While research in November found the CS-2 to be significantly faster than the Joule in the field equations, scientists at NETL have yet to report official speed comparisons for the work of the fluid dynamics announced Tuesday. That work is currently being done on a group of GPUs for comparison, Feldman said.

In the press release, NETL and Cerebras said, “The simulation is expected to run hundreds of times faster than traditional distributed computing, as previously demonstrated with similar workloads.”

Also: AI startup Cerebras has celebrated chip triumphs where others have tried and failed

The Cerebras CS-2 machine used in the project is installed at Carnegie Mellon University’s Pittsburgh Supercomputing Center as part of the Neocortex system, a “high-performance artificial intelligence (AI) computer” funded by -National Science Foundation.

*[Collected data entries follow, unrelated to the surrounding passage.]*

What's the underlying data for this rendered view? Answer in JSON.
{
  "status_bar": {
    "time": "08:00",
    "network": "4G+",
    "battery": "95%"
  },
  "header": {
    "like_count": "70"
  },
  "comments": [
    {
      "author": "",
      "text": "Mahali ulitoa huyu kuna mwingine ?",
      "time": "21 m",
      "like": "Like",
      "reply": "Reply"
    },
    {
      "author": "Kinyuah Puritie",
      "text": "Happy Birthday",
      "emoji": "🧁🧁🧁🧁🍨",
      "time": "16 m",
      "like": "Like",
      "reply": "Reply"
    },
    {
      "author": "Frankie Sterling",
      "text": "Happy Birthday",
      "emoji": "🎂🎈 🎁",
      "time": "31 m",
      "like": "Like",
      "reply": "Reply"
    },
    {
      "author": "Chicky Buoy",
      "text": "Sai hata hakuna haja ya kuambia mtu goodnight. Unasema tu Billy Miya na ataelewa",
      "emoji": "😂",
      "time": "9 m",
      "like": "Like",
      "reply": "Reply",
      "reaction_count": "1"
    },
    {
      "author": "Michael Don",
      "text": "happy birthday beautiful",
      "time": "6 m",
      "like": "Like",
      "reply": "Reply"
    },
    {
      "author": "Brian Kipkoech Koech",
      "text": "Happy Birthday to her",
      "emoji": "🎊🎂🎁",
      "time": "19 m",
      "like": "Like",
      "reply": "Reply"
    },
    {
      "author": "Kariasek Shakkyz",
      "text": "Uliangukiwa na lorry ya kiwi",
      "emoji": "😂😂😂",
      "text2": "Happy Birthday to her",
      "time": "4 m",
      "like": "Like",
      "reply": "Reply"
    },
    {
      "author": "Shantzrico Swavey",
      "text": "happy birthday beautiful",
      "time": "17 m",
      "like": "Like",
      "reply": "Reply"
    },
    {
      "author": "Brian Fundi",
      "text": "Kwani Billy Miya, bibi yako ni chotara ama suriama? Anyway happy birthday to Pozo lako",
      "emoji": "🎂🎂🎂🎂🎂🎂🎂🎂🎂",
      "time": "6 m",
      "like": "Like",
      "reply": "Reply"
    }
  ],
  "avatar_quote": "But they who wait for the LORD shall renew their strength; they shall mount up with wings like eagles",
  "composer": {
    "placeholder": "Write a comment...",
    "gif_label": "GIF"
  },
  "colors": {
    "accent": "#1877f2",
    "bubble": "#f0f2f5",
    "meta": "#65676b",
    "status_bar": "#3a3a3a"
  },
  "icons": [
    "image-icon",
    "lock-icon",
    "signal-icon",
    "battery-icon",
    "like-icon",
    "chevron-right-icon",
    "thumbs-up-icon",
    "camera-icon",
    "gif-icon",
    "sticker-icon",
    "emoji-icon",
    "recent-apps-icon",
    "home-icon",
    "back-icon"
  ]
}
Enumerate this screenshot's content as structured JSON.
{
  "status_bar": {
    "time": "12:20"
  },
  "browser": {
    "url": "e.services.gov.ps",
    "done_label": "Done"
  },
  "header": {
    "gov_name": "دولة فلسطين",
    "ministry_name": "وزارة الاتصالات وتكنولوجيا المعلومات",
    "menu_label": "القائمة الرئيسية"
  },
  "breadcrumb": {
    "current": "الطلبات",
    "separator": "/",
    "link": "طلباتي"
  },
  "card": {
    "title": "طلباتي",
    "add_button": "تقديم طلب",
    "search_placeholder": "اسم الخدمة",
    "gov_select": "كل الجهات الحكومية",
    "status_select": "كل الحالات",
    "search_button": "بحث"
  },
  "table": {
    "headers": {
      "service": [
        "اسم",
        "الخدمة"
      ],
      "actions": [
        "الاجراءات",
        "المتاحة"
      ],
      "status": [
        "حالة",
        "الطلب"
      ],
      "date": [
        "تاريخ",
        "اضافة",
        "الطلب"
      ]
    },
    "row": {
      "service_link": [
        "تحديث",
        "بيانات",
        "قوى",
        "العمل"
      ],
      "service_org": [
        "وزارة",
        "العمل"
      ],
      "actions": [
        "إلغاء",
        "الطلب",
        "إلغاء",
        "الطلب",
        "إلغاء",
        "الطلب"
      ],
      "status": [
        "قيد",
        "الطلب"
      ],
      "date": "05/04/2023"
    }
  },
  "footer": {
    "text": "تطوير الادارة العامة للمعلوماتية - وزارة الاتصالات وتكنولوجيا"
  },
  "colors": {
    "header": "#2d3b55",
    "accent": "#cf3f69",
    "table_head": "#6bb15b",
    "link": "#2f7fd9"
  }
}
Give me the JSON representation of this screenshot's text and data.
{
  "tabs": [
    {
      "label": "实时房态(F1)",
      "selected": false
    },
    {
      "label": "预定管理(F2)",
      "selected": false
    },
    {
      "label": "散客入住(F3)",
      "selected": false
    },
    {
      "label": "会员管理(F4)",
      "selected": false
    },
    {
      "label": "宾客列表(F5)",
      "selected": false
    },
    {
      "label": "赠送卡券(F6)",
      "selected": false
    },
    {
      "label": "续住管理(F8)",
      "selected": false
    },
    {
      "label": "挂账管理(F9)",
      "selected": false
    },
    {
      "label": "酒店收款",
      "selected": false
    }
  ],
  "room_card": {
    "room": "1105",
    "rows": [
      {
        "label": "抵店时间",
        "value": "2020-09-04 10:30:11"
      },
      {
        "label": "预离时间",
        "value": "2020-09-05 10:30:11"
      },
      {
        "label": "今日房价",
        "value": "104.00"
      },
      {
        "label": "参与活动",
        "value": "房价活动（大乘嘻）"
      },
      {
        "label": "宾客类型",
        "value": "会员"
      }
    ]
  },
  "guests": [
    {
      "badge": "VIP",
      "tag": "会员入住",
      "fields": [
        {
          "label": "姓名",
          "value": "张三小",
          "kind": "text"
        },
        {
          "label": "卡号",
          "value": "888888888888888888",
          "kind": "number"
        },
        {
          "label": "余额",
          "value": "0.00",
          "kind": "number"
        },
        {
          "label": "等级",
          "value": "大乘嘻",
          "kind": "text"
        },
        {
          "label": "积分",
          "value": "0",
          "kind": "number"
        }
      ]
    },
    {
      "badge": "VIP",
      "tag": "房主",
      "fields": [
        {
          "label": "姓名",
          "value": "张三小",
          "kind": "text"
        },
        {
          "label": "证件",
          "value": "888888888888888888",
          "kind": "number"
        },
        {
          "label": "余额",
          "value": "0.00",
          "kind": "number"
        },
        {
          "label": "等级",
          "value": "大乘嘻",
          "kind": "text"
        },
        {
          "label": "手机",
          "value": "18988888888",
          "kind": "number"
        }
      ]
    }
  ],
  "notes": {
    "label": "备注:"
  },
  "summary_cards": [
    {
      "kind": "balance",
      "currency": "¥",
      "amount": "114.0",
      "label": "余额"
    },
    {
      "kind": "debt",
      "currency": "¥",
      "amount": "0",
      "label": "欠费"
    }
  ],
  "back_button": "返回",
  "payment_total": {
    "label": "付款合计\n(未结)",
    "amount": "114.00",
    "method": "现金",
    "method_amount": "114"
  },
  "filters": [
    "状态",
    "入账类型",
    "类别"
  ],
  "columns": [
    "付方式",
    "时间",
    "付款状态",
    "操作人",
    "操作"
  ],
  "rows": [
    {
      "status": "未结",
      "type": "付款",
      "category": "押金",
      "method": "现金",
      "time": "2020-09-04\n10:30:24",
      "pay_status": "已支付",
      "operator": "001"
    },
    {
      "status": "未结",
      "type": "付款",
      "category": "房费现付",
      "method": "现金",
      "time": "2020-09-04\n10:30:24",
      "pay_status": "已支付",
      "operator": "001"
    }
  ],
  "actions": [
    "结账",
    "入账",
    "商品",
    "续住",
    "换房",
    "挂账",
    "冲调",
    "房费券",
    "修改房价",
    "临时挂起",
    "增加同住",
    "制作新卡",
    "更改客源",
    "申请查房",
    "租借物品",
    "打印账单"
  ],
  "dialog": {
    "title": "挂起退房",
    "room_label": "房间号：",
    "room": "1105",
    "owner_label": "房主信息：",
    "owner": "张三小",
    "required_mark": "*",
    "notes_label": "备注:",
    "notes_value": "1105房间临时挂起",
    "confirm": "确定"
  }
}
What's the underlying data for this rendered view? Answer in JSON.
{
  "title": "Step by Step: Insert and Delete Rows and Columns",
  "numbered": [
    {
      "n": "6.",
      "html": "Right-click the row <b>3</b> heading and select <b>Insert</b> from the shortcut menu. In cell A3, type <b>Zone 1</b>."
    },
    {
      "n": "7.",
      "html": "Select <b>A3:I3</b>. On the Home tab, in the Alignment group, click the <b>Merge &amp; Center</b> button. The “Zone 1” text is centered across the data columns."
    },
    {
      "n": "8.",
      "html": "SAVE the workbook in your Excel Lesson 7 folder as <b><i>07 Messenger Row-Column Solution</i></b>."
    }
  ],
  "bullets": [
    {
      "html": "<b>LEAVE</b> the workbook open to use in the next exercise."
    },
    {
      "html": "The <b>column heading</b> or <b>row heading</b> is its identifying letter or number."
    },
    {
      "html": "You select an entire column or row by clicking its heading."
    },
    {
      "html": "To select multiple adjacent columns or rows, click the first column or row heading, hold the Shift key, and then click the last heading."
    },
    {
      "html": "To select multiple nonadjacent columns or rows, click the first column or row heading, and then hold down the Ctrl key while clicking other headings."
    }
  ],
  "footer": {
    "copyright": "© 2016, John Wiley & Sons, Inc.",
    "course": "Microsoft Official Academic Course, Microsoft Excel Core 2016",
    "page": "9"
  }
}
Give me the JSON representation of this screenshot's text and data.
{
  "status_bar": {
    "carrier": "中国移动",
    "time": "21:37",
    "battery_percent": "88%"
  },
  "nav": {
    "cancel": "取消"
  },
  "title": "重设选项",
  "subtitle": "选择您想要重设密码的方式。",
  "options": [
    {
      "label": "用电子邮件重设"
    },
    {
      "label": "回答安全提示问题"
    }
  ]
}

The current work is not the first time that Cerebras has emerged from AI. In 2020, the WSE chip excelled in another partnership with the DoE on another set of partial differential equation problems in fluid dynamics.

Feldman, CEO of Cerebras, indicated that there are many more scientific computing opportunities coming for the company.

The simulation of buoyancy-driven Navier-Stokes flows, Feldman noted, uses “fundamental” equations in computational fluid dynamics.

“The fact that we can break it down in this simulation bodes very well for us in a variety of applications.”